August 6th to 12th. Prague Pride will see a week of Prague LGBT celebrations beginning on the 6th. www.praguepride.cz
Letni Letna Circus starts in mid-August and is a 2 week event in Letna Park which brings together groups of internationally renowned acrobats and performing arts groups. www.letniletna.cz.
On August 21st at 12pm there will be a free-to-air concert on Wenceslas Square commemorating the events of August 21st 1968 (Prague Spring).
Prague in August sees “Hradozamecka noc” which means Castle and Chateau night. It’s a national event in the last week of August. In Prague the main action will be in the Prague Castle Landscaped Gardens atrium and Wallenstein Palace/Gardens. More detail here but it forwards only to Czech language content.
This is the 15th anniversary of some of the worst flooding in Prague. You can see lots of photos of what it looked like here in an external exhibition in Kampa Park. Free to view. If you want a first hand account of what it was like then read about the 2002 Flood.
Last weekend of August in Prague sees UMTRH which is basically an open air collection of performing arts usually located at the back of the Hotel Intercontinental.

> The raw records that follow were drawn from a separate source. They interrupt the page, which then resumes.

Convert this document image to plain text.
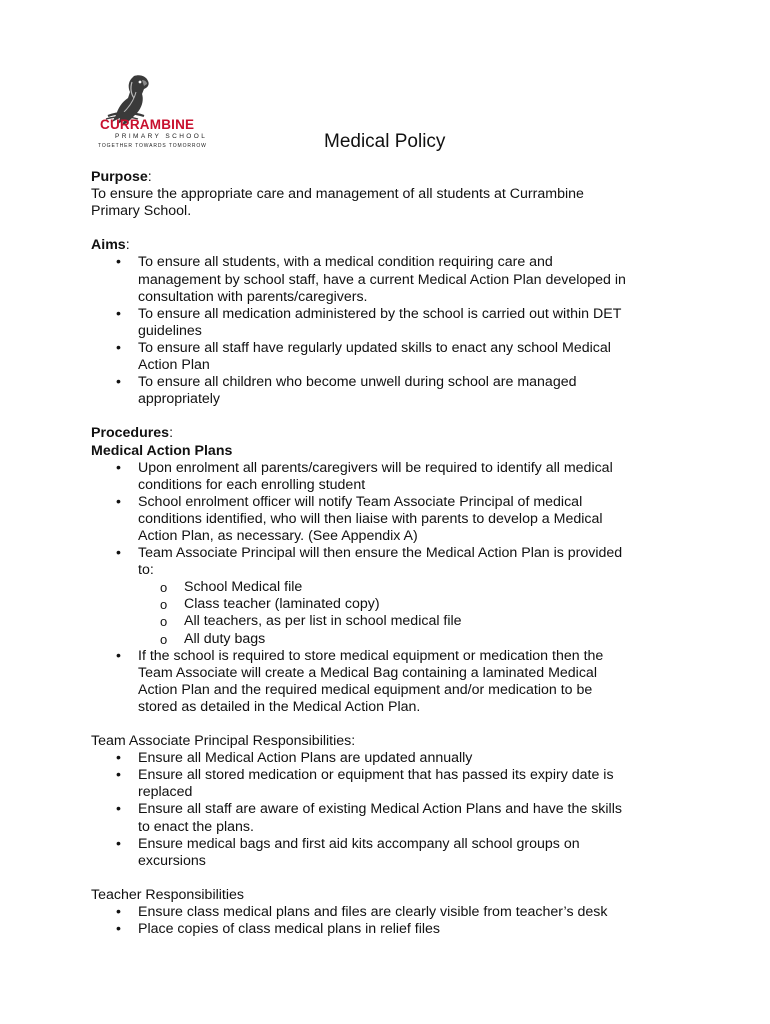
CURRAMBINE
PRIMARY SCHOOL
TOGETHER TOWARDS TOMORROW	Medical Policy

Purpose:

To ensure the appropriate care and management of all students at Currambine

Primary School.

Aims:

• To ensure all students, with a medical condition requiring care and
management by school staff, have a current Medical Action Plan developed in
consultation with parents/caregivers.
• To ensure all medication administered by the school is carried out within DET
guidelines
• To ensure all staff have regularly updated skills to enact any school Medical
Action Plan
• To ensure all children who become unwell during school are managed
appropriately

Procedures:

Medical Action Plans

• Upon enrolment all parents/caregivers will be required to identify all medical
conditions for each enrolling student
• School enrolment officer will notify Team Associate Principal of medical
conditions identified, who will then liaise with parents to develop a Medical
Action Plan, as necessary. (See Appendix A)
• Team Associate Principal will then ensure the Medical Action Plan is provided
to:
o School Medical file
o Class teacher (laminated copy)
o All teachers, as per list in school medical file
o All duty bags
• If the school is required to store medical equipment or medication then the
Team Associate will create a Medical Bag containing a laminated Medical
Action Plan and the required medical equipment and/or medication to be
stored as detailed in the Medical Action Plan.

Team Associate Principal Responsibilities:

• Ensure all Medical Action Plans are updated annually
• Ensure all stored medication or equipment that has passed its expiry date is
replaced
• Ensure all staff are aware of existing Medical Action Plans and have the skills
to enact the plans.
• Ensure medical bags and first aid kits accompany all school groups on
excursions

Teacher Responsibilities

• Ensure class medical plans and files are clearly visible from teacher’s desk
• Place copies of class medical plans in relief files
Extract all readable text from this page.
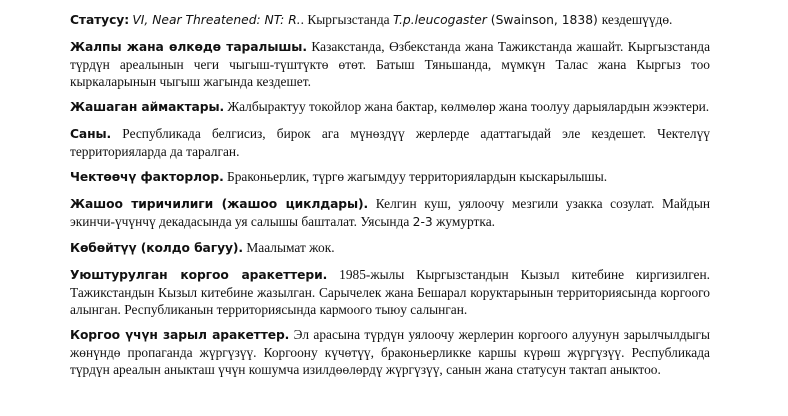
Статусу: VI, Near Threatened: NT: R.. Кыргызстанда T.p.leucogaster (Swainson, 1838) кездешүүдө.

Жалпы жана өлкөдө таралышы. Казакстанда, Өзбекстанда жана Тажикстанда жашайт. Кыргызстанда түрдүн ареалынын чеги чыгыш-түштүктө өтөт. Батыш Тяньшанда, мүмкүн Талас жана Кыргыз тоо кыркаларынын чыгыш жагында кездешет.

Жашаган аймактары. Жалбырактуу токойлор жана бактар, көлмөлөр жана тоолуу дарыялардын жээктери.

Саны. Республикада белгисиз, бирок ага мүнөздүү жерлерде адаттагыдай эле кездешет. Чектелүү территорияларда да таралган.

Чектөөчү факторлор. Браконьерлик, түргө жагымдуу территориялардын кыскарылышы.

Жашоо тиричилиги (жашоо циклдары). Келгин куш, уялоочу мезгили узакка созулат. Майдын экинчи-үчүнчү декадасында уя салышы башталат. Уясында 2-3 жумуртка.

Көбөйтүү (колдо багуу). Маалымат жок.

Уюштурулган коргоо аракеттери. 1985-жылы Кыргызстандын Кызыл китебине киргизилген. Тажикстандын Кызыл китебине жазылган. Сарычелек жана Бешарал коруктарынын территориясында коргоого алынган. Республиканын территориясында кармоого тыюу салынган.

Коргоо үчүн зарыл аракеттер. Эл арасына түрдүн уялоочу жерлерин коргоого алуунун зарылчылдыгы жөнүндө пропаганда жүргүзүү. Коргоону күчөтүү, браконьерликке каршы күрөш жүргүзүү. Республикада түрдүн ареалын аныкташ үчүн кошумча изилдөөлөрдү жүргүзүү, санын жана статусун тактап аныктоо.
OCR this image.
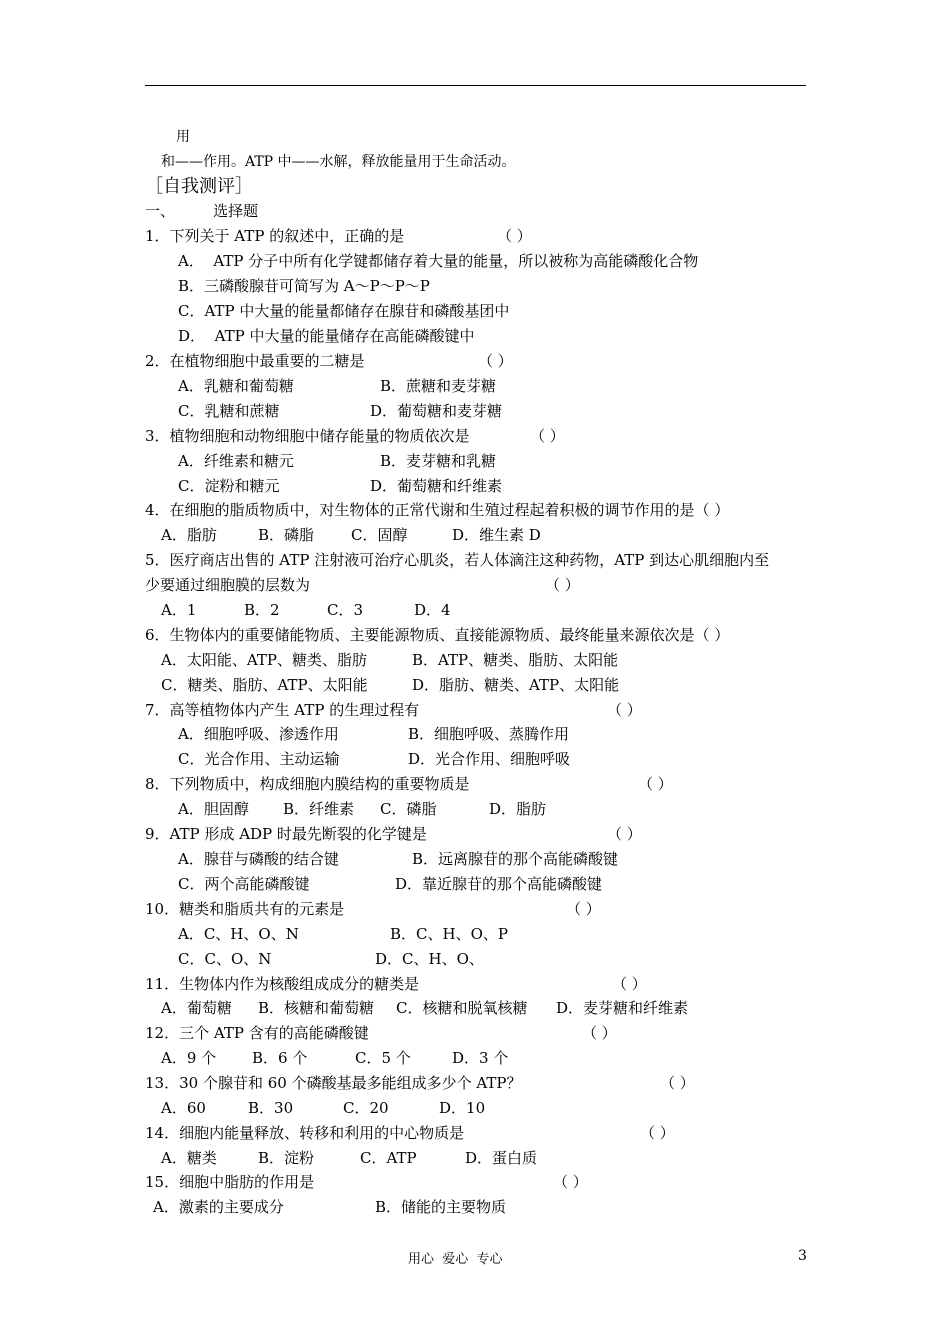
用
和——作用。ATP 中——水解，释放能量用于生命活动。
［自我测评］
一、        选择题
1．下列关于 ATP 的叙述中，正确的是	（ ）
A．  ATP 分子中所有化学键都储存着大量的能量，所以被称为高能磷酸化合物
B．三磷酸腺苷可简写为 A～P～P～P
C．ATP 中大量的能量都储存在腺苷和磷酸基团中
D．  ATP 中大量的能量储存在高能磷酸键中
2．在植物细胞中最重要的二糖是	（ ）
A．乳糖和葡萄糖	B．蔗糖和麦芽糖
C．乳糖和蔗糖	D．葡萄糖和麦芽糖
3．植物细胞和动物细胞中储存能量的物质依次是	（ ）
A．纤维素和糖元	B．麦芽糖和乳糖
C．淀粉和糖元	D．葡萄糖和纤维素
4．在细胞的脂质物质中，对生物体的正常代谢和生殖过程起着积极的调节作用的是（ ）
A．脂肪	B．磷脂 C．固醇	D．维生素 D
5．医疗商店出售的 ATP 注射液可治疗心肌炎，若人体滴注这种药物，ATP 到达心肌细胞内至
少要通过细胞膜的层数为	（ ）
A．1	B．2	C．3	D．4
6．生物体内的重要储能物质、主要能源物质、直接能源物质、最终能量来源依次是（ ）
A．太阳能、ATP、糖类、脂肪	B．ATP、糖类、脂肪、太阳能
C．糖类、脂肪、ATP、太阳能	D．脂肪、糖类、ATP、太阳能
7．高等植物体内产生 ATP 的生理过程有	（ ）
A．细胞呼吸、渗透作用	B．细胞呼吸、蒸腾作用
C．光合作用、主动运输	D．光合作用、细胞呼吸
8．下列物质中，构成细胞内膜结构的重要物质是	（ ）
A．胆固醇 B．纤维素 C．磷脂	D．脂肪
9．ATP 形成 ADP 时最先断裂的化学键是	（ ）
A．腺苷与磷酸的结合键	B．远离腺苷的那个高能磷酸键
C．两个高能磷酸键	D．靠近腺苷的那个高能磷酸键
10．糖类和脂质共有的元素是	（ ）
A．C、H、O、N	B．C、H、O、P
C．C、O、N	D．C、H、O、
11．生物体内作为核酸组成成分的糖类是	（ ）
A．葡萄糖 B．核糖和葡萄糖 C．核糖和脱氧核糖 D．麦芽糖和纤维素
12．三个 ATP 含有的高能磷酸键	（ ）
A．9 个 B．6 个	C．5 个	D．3 个
13．30 个腺苷和 60 个磷酸基最多能组成多少个 ATP？	（ ）
A．60	B．30	C．20	D．10
14．细胞内能量释放、转移和利用的中心物质是	（ ）
A．糖类	B．淀粉	C．ATP	D．蛋白质
15．细胞中脂肪的作用是	（ ）
A．激素的主要成分	B．储能的主要物质
用心  爱心  专心	3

Concerts, films, lightshows, book readings. See their website for details www.umtrh.cz.
Foodparade is one of the last major food festivals of the year. It’s a weekend event so check the dates and location (usually Troja Chateau) on their webpage. www.foodparade.cz.
The Auditeorganum is located at the beautiful ST James Basilica starting in August and ending in September. It’s both a organ playing festival and competition. Evenings from 7pm and ticketed. www.auditeorganum.cz/
Naplavka riverside market and Foodie place will be open each Saturday and there’s a flea market on the river.
The forests around Prague in August will be alive with people picking mushrooms so read about that on the Mushroom picking page.